Stock market investors, too, are smiling again. Anticipating good news – and seemingly oblivious to its non-arrival – the FTSE 100 index has risen almost 50 per cent after hitting a six-year low of 3,600 in March. The gold price has hit a series of all-time highs while oil is climbing again, too – up above $70 a barrel having started the year at $45. Even house prices are recovering: they may end 2009 higher than they began.
With the return of market confidence – though economists wonder if new asset price bubbles have been created by the Bank's £200bn of QE – has come renewed interest in wheeling and dealing.
Orange and T-Mobile are to merge their UK businesses, while a deal between British Airways and Spain's Iberia has been cleared for take-off. Kraft is pursuing Cadbury, though a campaign is under way to prevent the chocolatier – with all its origins in 19th-century philanthropy – being sold to the Americans. Rio Tinto almost sold a chunky stake in its business to the Chinese (causing a minor diplomatic row when it changed its mind at the last minute) and is now pursuing a huge joint venture with another mining giant, BHP Billiton.

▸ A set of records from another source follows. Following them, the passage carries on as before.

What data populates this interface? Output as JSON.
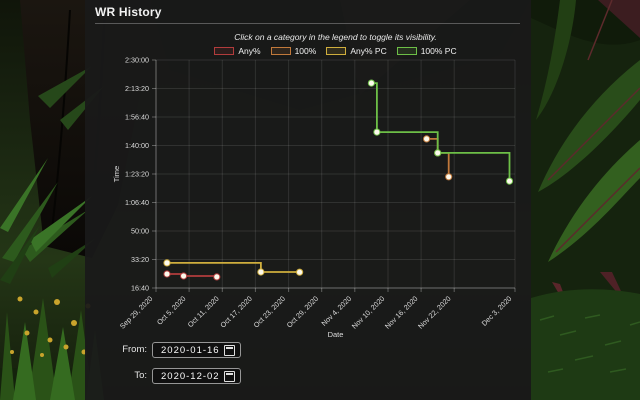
{
  "header": {
    "title": "WR History"
  },
  "chart": {
    "subtitle": "Click on a category in the legend to toggle its visibility."
  },
  "chart_data": {
    "type": "line",
    "stepped": "after",
    "grid": true,
    "legend_position": "top",
    "title": "WR History",
    "xlabel": "Date",
    "ylabel": "Time",
    "x_start_date": "2020-09-29",
    "x_span_days": 65,
    "x_axis": {
      "ticks": [
        {
          "date": "2020-09-29",
          "label": "Sep 29, 2020"
        },
        {
          "date": "2020-10-05",
          "label": "Oct 5, 2020"
        },
        {
          "date": "2020-10-11",
          "label": "Oct 11, 2020"
        },
        {
          "date": "2020-10-17",
          "label": "Oct 17, 2020"
        },
        {
          "date": "2020-10-23",
          "label": "Oct 23, 2020"
        },
        {
          "date": "2020-10-29",
          "label": "Oct 29, 2020"
        },
        {
          "date": "2020-11-04",
          "label": "Nov 4, 2020"
        },
        {
          "date": "2020-11-10",
          "label": "Nov 10, 2020"
        },
        {
          "date": "2020-11-16",
          "label": "Nov 16, 2020"
        },
        {
          "date": "2020-11-22",
          "label": "Nov 22, 2020"
        },
        {
          "date": "2020-12-03",
          "label": "Dec 3, 2020"
        }
      ]
    },
    "y_axis": {
      "min": 1000,
      "max": 9000,
      "ticks": [
        {
          "seconds": 9000,
          "label": "2:30:00"
        },
        {
          "seconds": 8000,
          "label": "2:13:20"
        },
        {
          "seconds": 7000,
          "label": "1:56:40"
        },
        {
          "seconds": 6000,
          "label": "1:40:00"
        },
        {
          "seconds": 5000,
          "label": "1:23:20"
        },
        {
          "seconds": 4000,
          "label": "1:06:40"
        },
        {
          "seconds": 3000,
          "label": "50:00"
        },
        {
          "seconds": 2000,
          "label": "33:20"
        },
        {
          "seconds": 1000,
          "label": "16:40"
        }
      ]
    },
    "series": [
      {
        "name": "Any%",
        "color": "#b23c3c",
        "points": [
          {
            "date": "2020-10-01",
            "seconds": 1490,
            "time": "24:50"
          },
          {
            "date": "2020-10-04",
            "seconds": 1420,
            "time": "23:40"
          },
          {
            "date": "2020-10-10",
            "seconds": 1390,
            "time": "23:10"
          }
        ]
      },
      {
        "name": "100%",
        "color": "#c1793b",
        "points": [
          {
            "date": "2020-11-17",
            "seconds": 6230,
            "time": "1:43:50"
          },
          {
            "date": "2020-11-19",
            "seconds": 5740,
            "time": "1:35:40"
          },
          {
            "date": "2020-11-21",
            "seconds": 4900,
            "time": "1:21:40"
          }
        ]
      },
      {
        "name": "Any% PC",
        "color": "#cfae3d",
        "points": [
          {
            "date": "2020-10-01",
            "seconds": 1880,
            "time": "31:20"
          },
          {
            "date": "2020-10-18",
            "seconds": 1560,
            "time": "26:00"
          },
          {
            "date": "2020-10-25",
            "seconds": 1555,
            "time": "25:55"
          }
        ]
      },
      {
        "name": "100% PC",
        "color": "#6dbf47",
        "points": [
          {
            "date": "2020-11-07",
            "seconds": 8190,
            "time": "2:16:30"
          },
          {
            "date": "2020-11-08",
            "seconds": 6470,
            "time": "1:47:50"
          },
          {
            "date": "2020-11-19",
            "seconds": 5740,
            "time": "1:35:40"
          },
          {
            "date": "2020-12-02",
            "seconds": 4750,
            "time": "1:19:10"
          }
        ]
      }
    ]
  },
  "filters": {
    "from_label": "From:",
    "from_value": "2020-01-16",
    "to_label": "To:",
    "to_value": "2020-12-02"
  },
  "colors": {
    "panel_bg": "rgba(25,25,25,0.94)",
    "point_fill": "#fcf9ec",
    "grid_line": "rgba(255,255,255,0.10)",
    "axis_line": "rgba(255,255,255,0.30)",
    "tick_text": "#dcdcdc"
  }
}
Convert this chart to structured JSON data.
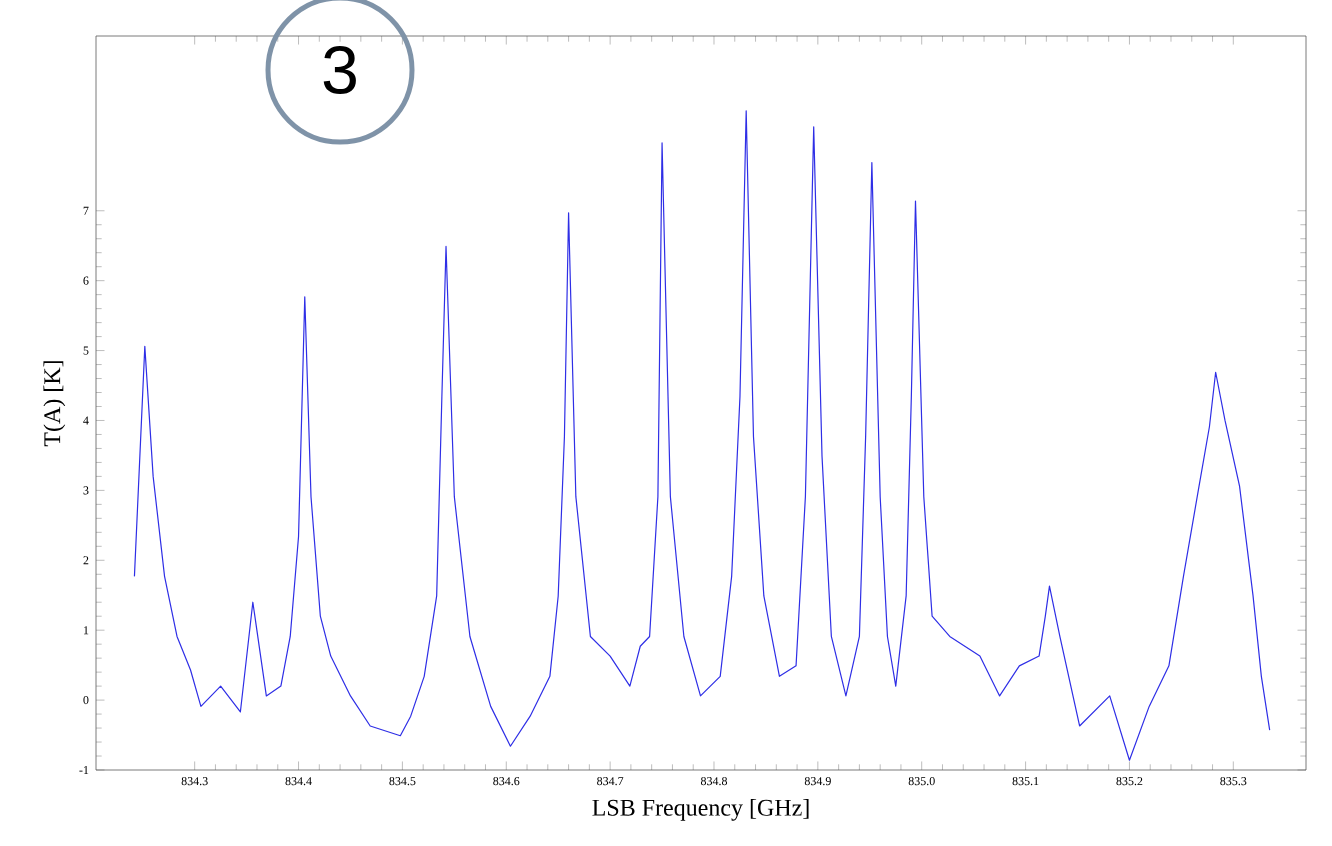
{
  "chart_data": {
    "type": "line",
    "xlabel": "LSB Frequency [GHz]",
    "ylabel": "T(A) [K]",
    "annotations": [
      "3"
    ],
    "xlim": [
      834.205,
      835.37
    ],
    "ylim": [
      -1,
      9.5
    ],
    "xticks": [
      834.3,
      834.4,
      834.5,
      834.6,
      834.7,
      834.8,
      834.9,
      {
        "value": 835.0,
        "label": "835.0"
      },
      835.1,
      835.2,
      835.3
    ],
    "yticks": [
      -1,
      0,
      1,
      2,
      3,
      4,
      5,
      6,
      7
    ],
    "series": [
      {
        "color": "#2e2ee6",
        "x": [
          834.242,
          834.252,
          834.26,
          834.271,
          834.283,
          834.296,
          834.306,
          834.325,
          834.344,
          834.356,
          834.369,
          834.383,
          834.392,
          834.4,
          834.406,
          834.412,
          834.421,
          834.431,
          834.45,
          834.469,
          834.498,
          834.508,
          834.521,
          834.533,
          834.538,
          834.542,
          834.55,
          834.565,
          834.585,
          834.604,
          834.623,
          834.642,
          834.65,
          834.656,
          834.66,
          834.667,
          834.681,
          834.7,
          834.719,
          834.729,
          834.738,
          834.746,
          834.75,
          834.758,
          834.771,
          834.787,
          834.806,
          834.817,
          834.825,
          834.831,
          834.838,
          834.848,
          834.863,
          834.879,
          834.888,
          834.896,
          834.904,
          834.913,
          834.927,
          834.94,
          834.946,
          834.952,
          834.96,
          834.967,
          834.975,
          834.985,
          834.99,
          834.994,
          835.002,
          835.01,
          835.027,
          835.056,
          835.075,
          835.094,
          835.113,
          835.119,
          835.123,
          835.133,
          835.152,
          835.181,
          835.2,
          835.219,
          835.238,
          835.252,
          835.267,
          835.277,
          835.283,
          835.292,
          835.306,
          835.319,
          835.327,
          835.335
        ],
        "values": [
          1.77,
          5.06,
          3.2,
          1.77,
          0.91,
          0.43,
          -0.09,
          0.2,
          -0.17,
          1.4,
          0.06,
          0.2,
          0.91,
          2.34,
          5.77,
          2.91,
          1.2,
          0.63,
          0.06,
          -0.37,
          -0.51,
          -0.23,
          0.34,
          1.49,
          4.34,
          6.49,
          2.91,
          0.91,
          -0.09,
          -0.66,
          -0.23,
          0.34,
          1.49,
          3.77,
          6.97,
          2.91,
          0.91,
          0.63,
          0.2,
          0.77,
          0.91,
          2.91,
          7.97,
          2.91,
          0.91,
          0.06,
          0.34,
          1.77,
          4.34,
          8.43,
          3.77,
          1.49,
          0.34,
          0.49,
          2.91,
          8.2,
          3.49,
          0.91,
          0.06,
          0.91,
          3.77,
          7.69,
          2.91,
          0.91,
          0.2,
          1.49,
          4.34,
          7.14,
          2.91,
          1.2,
          0.91,
          0.63,
          0.06,
          0.49,
          0.63,
          1.2,
          1.63,
          0.91,
          -0.37,
          0.06,
          -0.86,
          -0.09,
          0.49,
          1.77,
          3.06,
          3.91,
          4.69,
          4.0,
          3.06,
          1.49,
          0.34,
          -0.43
        ]
      }
    ]
  }
}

And yet the black clouds persist, not least on the UK high street. A weathervane of consumer confidence, it continues to see high-profile casualties. The last Woolworths stores shut their doors as the year began, but the retailer was far from the last hit by this recession. Land of Leather, Icelandic retail chain Baugur, Waterford Wedgwood and Threshers have all slipped into trouble this year.
The fear of further financial crises has not entirely receded either. In November, the state-backed Dubai World announced it wanted six months' grace to restructure £4bn of debts, prompting a global panic about the extent to which the banking system is exposed to the hugely indebted emirate. Greece and Ukraine are sliding further towards financial meltdown, too. And there is always the terror that recessions expose hitherto unsuspected criminality. In the famous words of Warren Buffett: "You only find out who has been swimming with no trunks on when the tide goes out."

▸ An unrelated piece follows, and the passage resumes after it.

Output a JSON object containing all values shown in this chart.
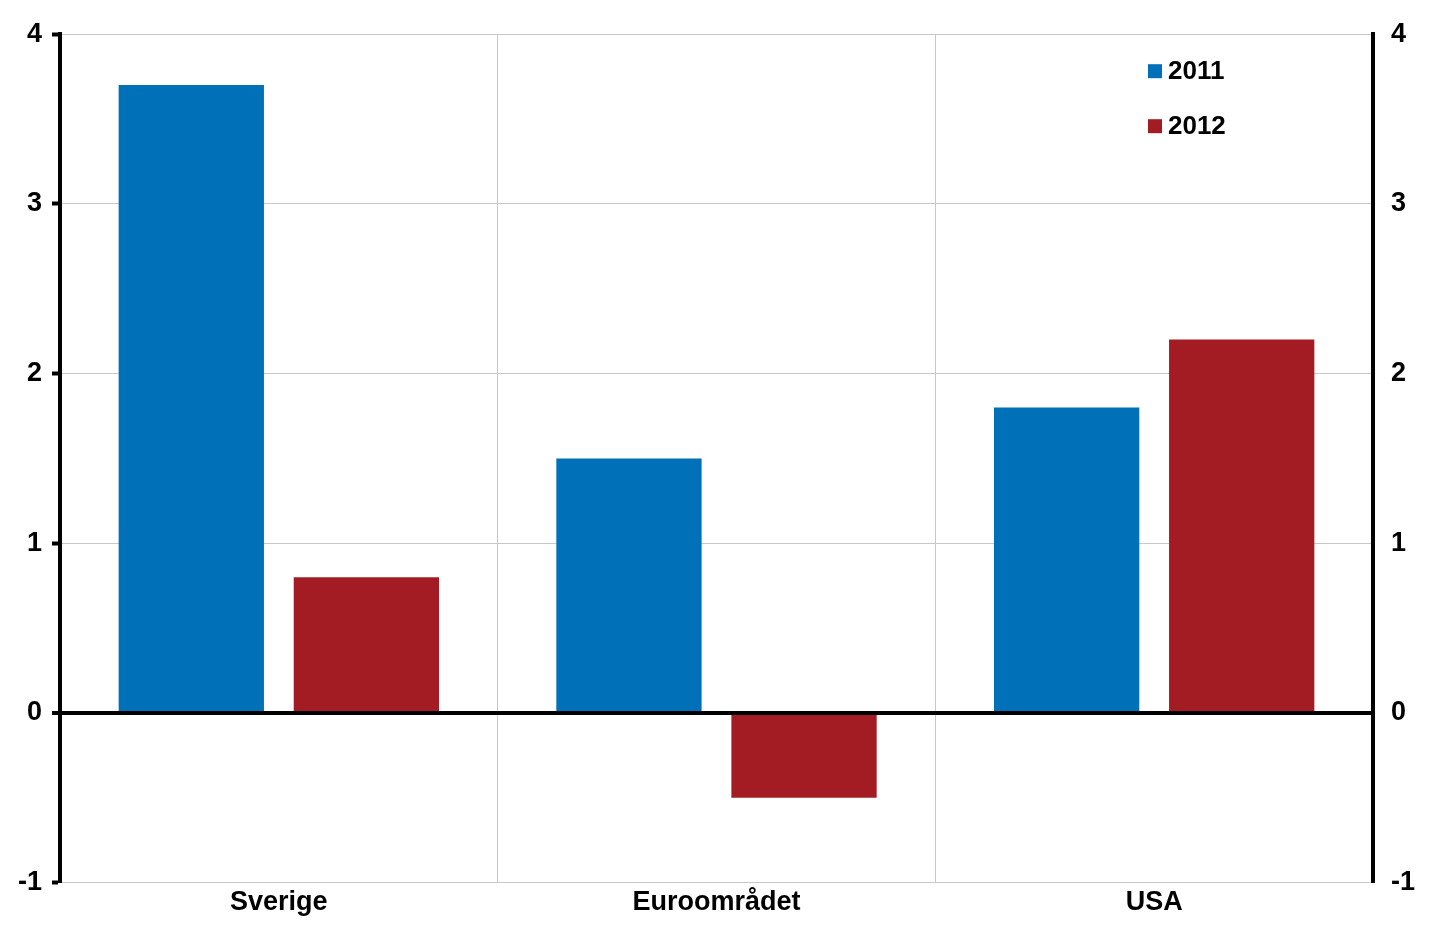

Enter Bernard Madoff. Over almost 50 years, the financier built a reputation as one of Wall Street's leading lights, a brilliant investment manager and an upstanding corporate citizen who even sat on the board of at least one securities regulator. His brilliant career earned him a personal fortune estimated to have been worth more than $800m.
And then, as markets tumbled in the wake of the worldwide financial crisis, Madoff's clients began seeking access to their cash in unprecedented numbers. The elaborate pyramid scheme Madoff had operated for years could not cope, forcing him to confess to the world's largest ever financial fraud. Some $18bn is still missing according to the Securities and Exchange Commission.
In May, Madoff was sentenced to 150 years in prison after pleading guilty to 11 counts of fraud. He also joined the ever-growing list of former financial superstars who have suddenly had to learn a new word. "I have left a legacy of shame, as some of my victims have pointed out, to my family and my grandchildren," he said. "This is something I will live in for the rest of my life. I'm sorry."